CQL property map keys must be lower case. For example, class and replication_factor are correct. Keyspace names are 32 or fewer alpha-numeric characters and underscores, the first of which is an alpha character. Keyspace names are case-insensitive. To make a name case-sensitive, enclose it in double quotation marks.

You can use the alias CREATE SCHEMA instead of CREATE KEYSPACE.

Example of setting the SimpleStrategy class 

Construct the CREATE KEYSPACE statement by first declaring the name of the keyspace, followed by the WITH REPLICATION keywords and the equals symbol. Next, to create a keyspace that is not optimized for multiple data centers, use SimpleStrategy for the class value in the map. Set replication_factor properties, separated by a colon and enclosed in curly brackets. For example:

CREATE KEYSPACE Excelsior
  WITH REPLICATION = { 'class' : 'SimpleStrategy', 'replication_factor' : 3 };

Using SimpleStrategy is fine for evaluating Cassandra. For production use or for use with mixed workloads, use NetworkTopologyStrategy.

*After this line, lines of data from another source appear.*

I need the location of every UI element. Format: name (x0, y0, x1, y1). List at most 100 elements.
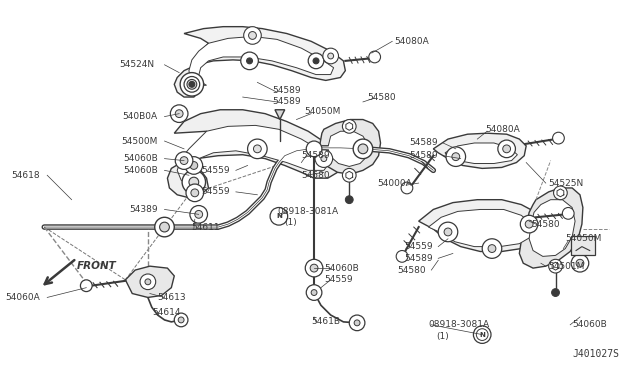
Circle shape (191, 189, 198, 197)
Polygon shape (346, 171, 353, 179)
Polygon shape (328, 131, 369, 166)
Text: 54580: 54580 (397, 266, 426, 275)
Text: 54580: 54580 (301, 171, 330, 180)
Polygon shape (419, 200, 544, 251)
Circle shape (270, 208, 287, 225)
Circle shape (307, 285, 322, 300)
Polygon shape (557, 189, 564, 197)
Polygon shape (168, 110, 340, 198)
Circle shape (554, 186, 567, 200)
Circle shape (321, 156, 327, 161)
Text: 54500M: 54500M (122, 137, 157, 145)
Circle shape (180, 157, 188, 164)
Text: 54589: 54589 (301, 151, 330, 160)
Text: 54589: 54589 (272, 97, 301, 106)
Text: 54080A: 54080A (485, 125, 520, 134)
Text: 54060B: 54060B (572, 320, 607, 329)
Text: 08918-3081A: 08918-3081A (428, 320, 490, 329)
Circle shape (145, 279, 151, 285)
Text: N: N (276, 213, 282, 219)
Text: 5461B: 5461B (311, 317, 340, 326)
Circle shape (328, 53, 333, 59)
Circle shape (401, 182, 413, 194)
Text: N: N (479, 331, 485, 337)
Polygon shape (174, 27, 346, 97)
Circle shape (563, 208, 574, 219)
Text: 54559: 54559 (404, 242, 433, 251)
Circle shape (174, 313, 188, 327)
Text: (1): (1) (436, 332, 449, 341)
Circle shape (308, 53, 324, 69)
Polygon shape (519, 188, 583, 268)
Text: 54559: 54559 (202, 166, 230, 175)
Circle shape (396, 250, 408, 262)
Text: 54060B: 54060B (123, 154, 157, 163)
Text: 54589: 54589 (410, 151, 438, 160)
Circle shape (175, 152, 193, 169)
Text: FRONT: FRONT (77, 261, 116, 271)
Polygon shape (189, 36, 333, 85)
Polygon shape (125, 266, 174, 298)
Circle shape (253, 145, 261, 153)
Circle shape (248, 139, 267, 158)
Text: 08918-3081A: 08918-3081A (277, 207, 338, 216)
Circle shape (552, 289, 559, 296)
Text: 54559: 54559 (202, 187, 230, 196)
Circle shape (190, 161, 198, 169)
Circle shape (498, 140, 515, 158)
Polygon shape (428, 209, 533, 247)
Circle shape (438, 222, 458, 242)
Circle shape (170, 105, 188, 122)
Text: 54060B: 54060B (324, 264, 358, 273)
Circle shape (444, 228, 452, 236)
Text: 54559: 54559 (324, 275, 353, 284)
Polygon shape (320, 119, 381, 174)
Polygon shape (346, 122, 353, 130)
Circle shape (246, 58, 252, 64)
Polygon shape (445, 143, 517, 164)
Circle shape (241, 52, 259, 70)
Circle shape (187, 80, 196, 89)
Circle shape (349, 315, 365, 331)
Circle shape (307, 141, 322, 157)
Text: 54580: 54580 (531, 219, 560, 229)
Text: 54611: 54611 (191, 222, 220, 231)
Text: (1): (1) (285, 218, 298, 227)
Text: 54525N: 54525N (548, 179, 584, 187)
Text: 54000A: 54000A (377, 179, 412, 187)
Text: 54080A: 54080A (394, 37, 429, 46)
Circle shape (248, 32, 257, 39)
Text: 54060B: 54060B (123, 166, 157, 175)
Polygon shape (529, 200, 575, 256)
Circle shape (81, 280, 92, 292)
Polygon shape (275, 110, 285, 119)
Circle shape (305, 259, 323, 277)
Circle shape (488, 245, 496, 253)
Circle shape (244, 27, 261, 44)
Circle shape (576, 259, 584, 267)
Circle shape (182, 170, 205, 194)
Text: 54614: 54614 (152, 308, 180, 317)
Circle shape (186, 184, 204, 202)
Circle shape (311, 290, 317, 295)
Text: 54524N: 54524N (120, 60, 155, 69)
Circle shape (189, 81, 195, 87)
Circle shape (503, 145, 511, 153)
Polygon shape (552, 262, 559, 270)
Circle shape (178, 317, 184, 323)
Text: 54613: 54613 (157, 293, 186, 302)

Example of setting the NetworkToplogyStrategy class 

For production use or for use with mixed workloads, create the keyspace using NetworkTopologyStrategy. NetworkTopologyStrategy works as well for evaluation as SimpleStrategy and is recommended for most other purposes. NetworkTopologyStrategy must be used with mixed workloads. NetworkTopologyStrategy simplifies the transition to multiple data centers if and when required by future expansion.

Before creating a keyspace for use with multiple data centers, configure the cluster that will use the keyspace. Configure the cluster to use a network-aware snitch, such as the PropertyFileSnitch. Create a keyspace using NetworkToplogyStrategy for the class value in the map. Set one or more key-value pairs consisting of the data center name and number of replicas per data center, separated by a colon and enclosed in curly brackets. For example:

CREATE KEYSPACE "Excalibur"
  WITH REPLICATION = {'class' : 'NetworkTopologyStrategy', 'dc1' : 3, 'dc2' : 2};

This example sets three replicas for a data center named dc1 and two replicas for a data center named dc2. The data center name you use depends on the cluster-configured snitch you are using. There is a correlation between the data center name defined in the map and the data center name as recognized by the snitch you are using. The nodetool status command prints out data center names and rack locations of your nodes if you are not sure what they are.

Setting DURABLE_WRITES 

You can set the DURABLE_WRITES option after the map specification of the CREATE KEYSPACE command. When set to false, data written to the keyspace bypasses the commit log. Be careful using this option because you risk losing data. Do not set this attribute on a keyspace using the SimpleStrategy.

CREATE KEYSPACE Risky
  WITH REPLICATION = { 'class' : 'NetworkTopologyStrategy',
  'dc1' : 3 } AND DURABLE_WRITES = false;

Checking created keyspaces 

Check that the keyspaces were created:

SELECT * FROM system.schema_keyspaces;
keyspace_name  | durable_writes | strategy_class                                       | strategy_options
---------------+----------------+------------------------------------------------------+----------------------------
     excelsior |           True |          org.apache.cassandra.locator.SimpleStrategy | {"replication_factor":"3"}
     Excalibur |           True | org.apache.cassandra.locator.NetworkTopologyStrategy |      {"dc2":"2","dc1":"3"}
         risky |          False | org.apache.cassandra.locator.NetworkTopologyStrategy |                {"dc1":"1"}
        system |           True |           org.apache.cassandra.locator.LocalStrategy |                         {}
 system_traces |           True |          org.apache.cassandra.locator.SimpleStrategy | {"replication_factor":"1"}

Cassandra converted the excelsior keyspace to lowercase because quotation marks were not used to create the keyspace and retained the initial capital letter for the Excalibur because quotation marks were used.